Catherine Webb

A letter to maize, beans, and squash

Dear Sisters, you are my younger Sisters. I was eighteen years older than you when you rose from the soil. Isn’t soil like blood? Living, moving, providing. Heart pumping, I was planting and praying without knowing. 

Dear Maize, 

You are the oldest Sister like me. Your head was green, and my hair was black when we were born, at different times. But all life ages, and my hair became light like my mother’s and you grew silky ears. Little maize in little mounds, you looked like weeds until you outgrew me, waving in the wind, feeling the wind like I do when I am sailing. 

Dear Beans,

Before I planted you around Sister Maize, I placed you in my mouth. My saliva broke down your defenses to prepare you for rebirth in Mother Earth. Silently saying: you will be a part of me again.
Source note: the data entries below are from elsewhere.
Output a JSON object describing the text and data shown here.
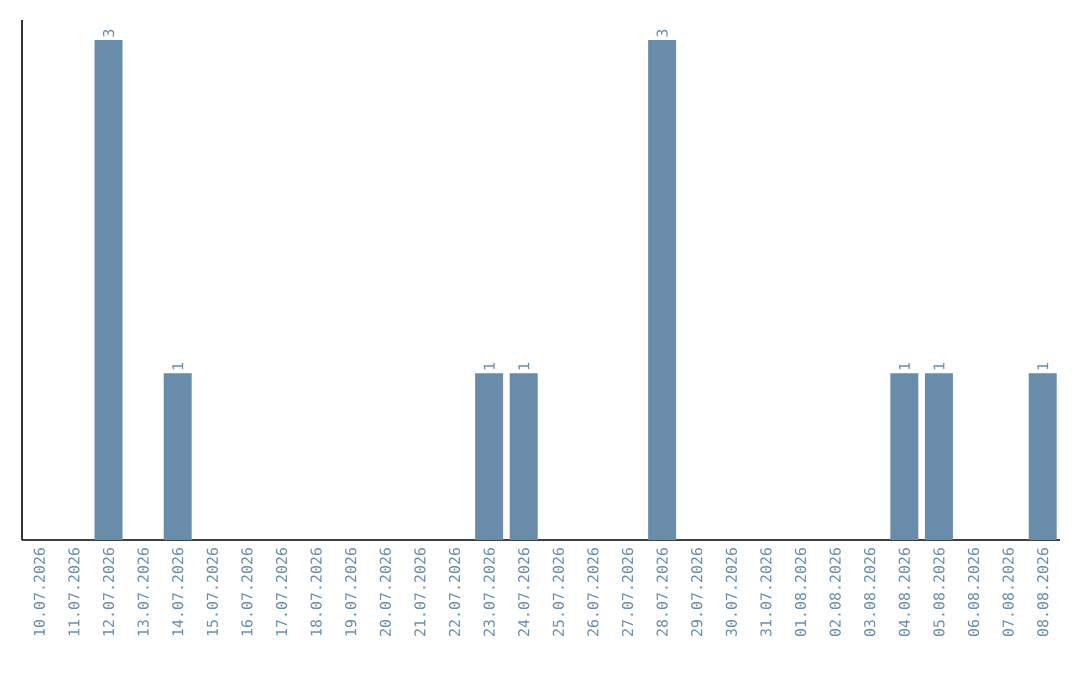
{
  "chart_data": {
    "type": "bar",
    "categories": [
      "10.07.2026",
      "11.07.2026",
      "12.07.2026",
      "13.07.2026",
      "14.07.2026",
      "15.07.2026",
      "16.07.2026",
      "17.07.2026",
      "18.07.2026",
      "19.07.2026",
      "20.07.2026",
      "21.07.2026",
      "22.07.2026",
      "23.07.2026",
      "24.07.2026",
      "25.07.2026",
      "26.07.2026",
      "27.07.2026",
      "28.07.2026",
      "29.07.2026",
      "30.07.2026",
      "31.07.2026",
      "01.08.2026",
      "02.08.2026",
      "03.08.2026",
      "04.08.2026",
      "05.08.2026",
      "06.08.2026",
      "07.08.2026",
      "08.08.2026"
    ],
    "values": [
      0,
      0,
      3,
      0,
      1,
      0,
      0,
      0,
      0,
      0,
      0,
      0,
      0,
      1,
      1,
      0,
      0,
      0,
      3,
      0,
      0,
      0,
      0,
      0,
      0,
      1,
      1,
      0,
      0,
      1
    ],
    "value_labels": [
      null,
      null,
      "3",
      null,
      "1",
      null,
      null,
      null,
      null,
      null,
      null,
      null,
      null,
      "1",
      "1",
      null,
      null,
      null,
      "3",
      null,
      null,
      null,
      null,
      null,
      null,
      "1",
      "1",
      null,
      null,
      "1"
    ],
    "color": "#6a8cab",
    "ylim": [
      0,
      3.12
    ],
    "grid": false,
    "tick_labels": "x"
  }
}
Your abundant children nourish my body, just like you did for my ancestors. Trail of Tears bean, you remind me why I am here today. Blood to soil. Little black gift of life.

Dear Squash,

The vigorous youngest Sister, spreading low to the Earth body. Curling vines, sometimes trying to climb. Blossoming beautiful flowers, large protective leaves. Sometimes I wanted to climb under your fronds, so I could lay close to the Earth like you do. To feel the joy of our Sisters swaying and ascending and tilting towards Sun.

A letter to my Cherokee ancestors 

My plant Sisters introduced me to you, as I’m sure you knew would happen. Seven generations ago, you were praying for me. Praying without knowing that I wouldn’t know you for eighteen years. Sometimes I wonder– if you knew I was white, would you still have prayed for me?

But I came to be because you came before. Because you touched the Earth and carried Seed. My Sisters reminded me of this, and taught me to remember. Not for myself, but for the next seven generations. Resilience? Yes.  Justice? In time.

I am the Fourth Sister

I am the Fourth Sister. I am the Seedkeeper and I am a Two-Legged Seed who is also growing and giving and dying. Still water still runs in the blood, soil, and memory.